Ma per potersi difendere oggi, pare che l'unica strada sia quella di dimostrare di essere più aggressivo, violento e furbo dell'altro.
Ma c'è chi non ci riesce. Che non lo sa fare, che non farebbe mai del male perché non lo ritiene giusto, che preferisce giocare con i compagni invece di dimostrare chi è il più forte o il più cattivo.
Ma purtroppo oggi pare non esistano tutele per coloro che erroneamente vengono definiti "deboli" che non sanno difendersi, ma che forse potrebbero, proprio loro, dare forma a una società più democratica e sana.
Occorrerebbe insegnare ai nostri ragazzi che non è prova di forza essere aggressivi.
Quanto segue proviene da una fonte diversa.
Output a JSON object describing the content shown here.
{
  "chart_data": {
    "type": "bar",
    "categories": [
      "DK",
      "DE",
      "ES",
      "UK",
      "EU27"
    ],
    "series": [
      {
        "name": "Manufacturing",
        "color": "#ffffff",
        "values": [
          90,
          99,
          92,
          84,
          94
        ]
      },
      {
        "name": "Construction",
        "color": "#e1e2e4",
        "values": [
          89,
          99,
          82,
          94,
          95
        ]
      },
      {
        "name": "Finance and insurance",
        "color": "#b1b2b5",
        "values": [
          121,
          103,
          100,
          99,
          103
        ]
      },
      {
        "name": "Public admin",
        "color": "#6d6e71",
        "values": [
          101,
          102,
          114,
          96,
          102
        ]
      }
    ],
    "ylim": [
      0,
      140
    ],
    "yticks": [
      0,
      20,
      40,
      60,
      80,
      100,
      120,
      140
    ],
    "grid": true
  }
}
Che il potere sull'altro non dà la misura del proprio valore, ma è solo una gratuita violenza fine a se stessa che non conduce da nessuna parte.
Già dalle scuole materne sarebbe opportuno incentivare nei bambini quei comportamenti che mirano al piacere e alla soddisfazione derivanti dall'accettazione dell'altro e dalla condivisone di giochi e esperienze di crescita.
Le insegnanti, nonostante le molteplici indicazioni ministeriali, ancora non comprendono e tanto meno riescono ad affrontare i disagi emotivi e relazionionali che si svolgono sotto i loro occhi.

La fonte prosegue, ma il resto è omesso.